Payable on Death

Just about every human being will make the same choice between these two options:

1) Pay a California attorney money;


2) Not pay money to said California lawyer.

As an attorney practicing since 1994 I get that. Most of us would rather do stuff ourselves than pay anybody but especially lawyers. I will not delve into why that is but I am sure there is a lawyer joke there somewhere!

In fact many people set up, or think they set up, payable on death designations to try avoid paying money to those evil lawyers. However, is this really the smart thing to do?

The problems are many. This is meant to be a short blog so won’t go into all the details. Let’s talk about some biggies though.

* If the assets are set up by payable on death then how does one take care of mom/dad/whoever if they become incapacitated? This money is set to pay on death not incapacity.
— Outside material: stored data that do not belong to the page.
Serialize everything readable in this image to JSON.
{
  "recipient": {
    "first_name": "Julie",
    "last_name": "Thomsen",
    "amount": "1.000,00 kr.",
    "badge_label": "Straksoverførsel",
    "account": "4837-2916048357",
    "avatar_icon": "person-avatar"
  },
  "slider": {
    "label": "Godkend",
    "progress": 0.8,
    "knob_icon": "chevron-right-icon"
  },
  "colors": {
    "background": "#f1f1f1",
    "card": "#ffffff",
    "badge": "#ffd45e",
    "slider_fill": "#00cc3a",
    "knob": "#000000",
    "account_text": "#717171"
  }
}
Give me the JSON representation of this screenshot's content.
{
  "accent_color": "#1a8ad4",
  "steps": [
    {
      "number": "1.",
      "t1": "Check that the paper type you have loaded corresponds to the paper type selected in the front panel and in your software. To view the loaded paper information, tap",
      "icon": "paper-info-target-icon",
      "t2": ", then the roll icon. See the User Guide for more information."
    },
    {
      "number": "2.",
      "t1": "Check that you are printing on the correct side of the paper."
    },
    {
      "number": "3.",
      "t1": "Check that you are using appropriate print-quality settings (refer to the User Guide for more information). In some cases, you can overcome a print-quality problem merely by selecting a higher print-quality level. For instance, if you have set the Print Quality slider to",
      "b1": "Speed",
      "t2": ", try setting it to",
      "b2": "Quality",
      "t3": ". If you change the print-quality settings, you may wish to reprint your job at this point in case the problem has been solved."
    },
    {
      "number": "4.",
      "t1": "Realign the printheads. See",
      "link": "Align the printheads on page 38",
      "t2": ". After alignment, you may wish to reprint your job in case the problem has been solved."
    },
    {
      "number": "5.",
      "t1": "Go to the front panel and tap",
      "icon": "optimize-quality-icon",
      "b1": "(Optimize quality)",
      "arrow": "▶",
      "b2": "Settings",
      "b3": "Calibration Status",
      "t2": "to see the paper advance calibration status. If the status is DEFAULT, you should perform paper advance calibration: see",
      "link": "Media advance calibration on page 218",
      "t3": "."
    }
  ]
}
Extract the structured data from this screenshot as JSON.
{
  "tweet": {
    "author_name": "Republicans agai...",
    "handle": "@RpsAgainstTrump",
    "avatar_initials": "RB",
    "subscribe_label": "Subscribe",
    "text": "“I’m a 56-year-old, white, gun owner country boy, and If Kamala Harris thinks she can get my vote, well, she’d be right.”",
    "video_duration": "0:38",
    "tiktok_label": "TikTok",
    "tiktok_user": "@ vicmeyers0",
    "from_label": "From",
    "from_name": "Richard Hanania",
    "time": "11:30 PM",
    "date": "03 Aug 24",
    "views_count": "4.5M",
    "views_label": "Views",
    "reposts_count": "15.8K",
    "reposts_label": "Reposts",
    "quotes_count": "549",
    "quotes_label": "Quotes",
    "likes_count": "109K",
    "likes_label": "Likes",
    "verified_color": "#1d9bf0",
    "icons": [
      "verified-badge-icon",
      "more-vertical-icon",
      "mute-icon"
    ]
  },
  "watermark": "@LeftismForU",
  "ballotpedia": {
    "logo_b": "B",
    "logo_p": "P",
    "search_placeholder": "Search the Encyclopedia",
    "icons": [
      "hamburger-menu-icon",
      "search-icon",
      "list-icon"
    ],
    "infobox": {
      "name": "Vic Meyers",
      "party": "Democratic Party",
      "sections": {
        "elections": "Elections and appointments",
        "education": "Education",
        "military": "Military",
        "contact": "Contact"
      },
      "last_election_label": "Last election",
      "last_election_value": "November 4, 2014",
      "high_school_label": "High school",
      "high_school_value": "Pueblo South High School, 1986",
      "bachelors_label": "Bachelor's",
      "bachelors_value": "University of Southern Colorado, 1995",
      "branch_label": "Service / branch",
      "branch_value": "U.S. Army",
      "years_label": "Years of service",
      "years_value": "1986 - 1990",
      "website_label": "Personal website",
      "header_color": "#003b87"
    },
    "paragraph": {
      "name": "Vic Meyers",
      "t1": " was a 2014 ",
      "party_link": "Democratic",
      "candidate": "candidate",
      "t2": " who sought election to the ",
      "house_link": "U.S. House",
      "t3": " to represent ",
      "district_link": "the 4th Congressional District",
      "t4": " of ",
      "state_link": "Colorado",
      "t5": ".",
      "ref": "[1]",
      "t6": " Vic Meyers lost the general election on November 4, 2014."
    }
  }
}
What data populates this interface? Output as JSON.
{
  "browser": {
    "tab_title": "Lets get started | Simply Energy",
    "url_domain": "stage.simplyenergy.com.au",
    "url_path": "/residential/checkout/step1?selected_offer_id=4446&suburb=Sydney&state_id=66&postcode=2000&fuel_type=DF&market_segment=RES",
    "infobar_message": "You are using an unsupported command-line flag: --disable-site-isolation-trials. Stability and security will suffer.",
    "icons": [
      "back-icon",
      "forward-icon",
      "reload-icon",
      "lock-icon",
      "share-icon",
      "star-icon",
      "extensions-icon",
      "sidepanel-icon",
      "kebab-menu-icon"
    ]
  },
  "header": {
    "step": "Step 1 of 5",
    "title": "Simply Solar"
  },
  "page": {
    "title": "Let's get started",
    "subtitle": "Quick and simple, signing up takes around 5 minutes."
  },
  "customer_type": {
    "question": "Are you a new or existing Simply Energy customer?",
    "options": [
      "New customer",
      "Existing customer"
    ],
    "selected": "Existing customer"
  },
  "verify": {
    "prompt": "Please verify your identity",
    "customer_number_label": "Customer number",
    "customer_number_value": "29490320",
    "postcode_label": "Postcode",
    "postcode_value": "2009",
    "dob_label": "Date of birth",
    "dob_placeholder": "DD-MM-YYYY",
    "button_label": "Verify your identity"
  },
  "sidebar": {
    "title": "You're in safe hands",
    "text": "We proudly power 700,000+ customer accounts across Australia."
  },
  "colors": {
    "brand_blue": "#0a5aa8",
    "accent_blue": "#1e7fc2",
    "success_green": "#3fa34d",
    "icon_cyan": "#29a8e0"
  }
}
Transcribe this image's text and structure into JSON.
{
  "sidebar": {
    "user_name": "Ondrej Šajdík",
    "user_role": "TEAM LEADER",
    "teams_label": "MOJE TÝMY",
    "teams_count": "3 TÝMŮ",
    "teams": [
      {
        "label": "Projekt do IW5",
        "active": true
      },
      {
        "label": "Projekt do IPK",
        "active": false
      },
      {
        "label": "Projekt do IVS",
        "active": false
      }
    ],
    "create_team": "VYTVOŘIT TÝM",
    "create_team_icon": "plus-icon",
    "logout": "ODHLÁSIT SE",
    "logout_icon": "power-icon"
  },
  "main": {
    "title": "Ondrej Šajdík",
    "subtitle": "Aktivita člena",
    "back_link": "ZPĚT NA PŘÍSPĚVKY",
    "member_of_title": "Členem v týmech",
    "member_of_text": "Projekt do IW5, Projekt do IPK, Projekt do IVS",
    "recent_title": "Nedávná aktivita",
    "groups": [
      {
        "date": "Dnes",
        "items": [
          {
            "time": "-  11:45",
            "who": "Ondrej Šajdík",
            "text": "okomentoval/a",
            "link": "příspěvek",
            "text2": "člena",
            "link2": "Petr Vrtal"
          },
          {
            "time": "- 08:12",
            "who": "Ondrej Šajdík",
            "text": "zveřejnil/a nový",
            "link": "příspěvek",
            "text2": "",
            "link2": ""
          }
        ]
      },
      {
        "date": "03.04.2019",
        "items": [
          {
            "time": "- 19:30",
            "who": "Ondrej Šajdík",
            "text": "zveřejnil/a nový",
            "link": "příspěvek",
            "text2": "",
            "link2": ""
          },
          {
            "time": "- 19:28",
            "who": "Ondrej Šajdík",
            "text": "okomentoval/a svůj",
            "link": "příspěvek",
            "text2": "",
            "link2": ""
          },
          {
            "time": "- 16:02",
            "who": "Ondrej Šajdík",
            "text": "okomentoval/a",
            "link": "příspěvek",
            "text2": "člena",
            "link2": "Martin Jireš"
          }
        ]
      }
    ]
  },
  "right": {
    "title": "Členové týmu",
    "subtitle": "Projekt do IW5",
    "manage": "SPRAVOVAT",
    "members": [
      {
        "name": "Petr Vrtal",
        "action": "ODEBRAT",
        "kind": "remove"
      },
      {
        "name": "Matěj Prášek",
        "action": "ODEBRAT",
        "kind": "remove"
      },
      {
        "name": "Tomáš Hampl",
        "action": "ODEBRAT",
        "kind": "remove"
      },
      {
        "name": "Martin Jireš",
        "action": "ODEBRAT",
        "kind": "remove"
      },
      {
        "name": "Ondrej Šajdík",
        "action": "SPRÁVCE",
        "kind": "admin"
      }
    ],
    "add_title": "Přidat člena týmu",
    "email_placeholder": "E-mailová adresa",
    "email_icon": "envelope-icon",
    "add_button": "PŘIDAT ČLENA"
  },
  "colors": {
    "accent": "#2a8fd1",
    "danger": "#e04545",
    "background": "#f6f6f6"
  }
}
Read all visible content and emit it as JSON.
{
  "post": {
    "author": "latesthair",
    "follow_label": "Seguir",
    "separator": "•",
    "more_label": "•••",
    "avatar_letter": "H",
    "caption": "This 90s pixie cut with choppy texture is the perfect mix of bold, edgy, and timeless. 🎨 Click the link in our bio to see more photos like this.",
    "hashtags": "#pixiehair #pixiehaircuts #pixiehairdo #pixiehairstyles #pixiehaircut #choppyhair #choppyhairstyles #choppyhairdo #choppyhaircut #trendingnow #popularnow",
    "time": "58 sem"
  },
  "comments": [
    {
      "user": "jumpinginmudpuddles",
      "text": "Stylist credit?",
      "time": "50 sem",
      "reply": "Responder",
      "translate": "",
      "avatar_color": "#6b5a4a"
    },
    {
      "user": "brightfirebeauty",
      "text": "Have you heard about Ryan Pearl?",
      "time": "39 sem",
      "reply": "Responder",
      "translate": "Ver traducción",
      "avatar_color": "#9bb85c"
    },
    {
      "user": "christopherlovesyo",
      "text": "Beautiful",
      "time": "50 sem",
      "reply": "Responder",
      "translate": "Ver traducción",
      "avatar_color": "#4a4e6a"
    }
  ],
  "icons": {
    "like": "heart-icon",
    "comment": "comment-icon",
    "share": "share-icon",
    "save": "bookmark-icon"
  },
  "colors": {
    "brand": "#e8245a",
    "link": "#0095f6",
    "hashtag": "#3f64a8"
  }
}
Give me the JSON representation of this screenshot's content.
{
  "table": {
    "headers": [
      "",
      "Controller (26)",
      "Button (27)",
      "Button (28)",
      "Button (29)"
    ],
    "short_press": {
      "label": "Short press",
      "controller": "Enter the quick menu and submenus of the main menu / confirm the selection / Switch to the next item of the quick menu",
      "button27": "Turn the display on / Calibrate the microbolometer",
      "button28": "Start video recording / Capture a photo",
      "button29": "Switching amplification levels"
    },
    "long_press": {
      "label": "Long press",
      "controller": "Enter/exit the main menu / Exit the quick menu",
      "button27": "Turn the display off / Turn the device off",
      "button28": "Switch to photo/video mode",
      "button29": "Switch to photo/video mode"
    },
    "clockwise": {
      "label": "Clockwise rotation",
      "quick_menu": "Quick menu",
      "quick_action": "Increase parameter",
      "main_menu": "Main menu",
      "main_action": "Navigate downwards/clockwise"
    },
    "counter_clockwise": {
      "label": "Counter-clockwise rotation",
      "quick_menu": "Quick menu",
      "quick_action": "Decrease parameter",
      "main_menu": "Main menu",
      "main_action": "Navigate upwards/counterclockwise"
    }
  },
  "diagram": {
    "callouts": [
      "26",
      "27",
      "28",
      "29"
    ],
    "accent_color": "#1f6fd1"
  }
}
Yes, you can set up a joint account but then the account is subject to the kids creditors and can easily be stolen, I mean borrowed, if the kid needs the money. Using a power of attorney is the other answer but most banks do not honor general powers of attorney.

* Another huge issue is people dying out of order. It happens. If the child dies before mom and dad and mom and dad forgot they had the POD designation or just can’t make a change (incapacity) then you could create a probate after death.

* The last big issue is taxes. So often clients set up a joint ownership on a bank account, stock account or real estate.  The problem is there is only a step up in tax basis (capital gains tax) for the 1/2 that transfers at death. This can create a huge tax problem for assets, like stock, bonds and real estate that have appreciated.

The bottom line is meet with an experienced estate planning attorney and make sure your estate is set up in the best possible way for you and your loved ones!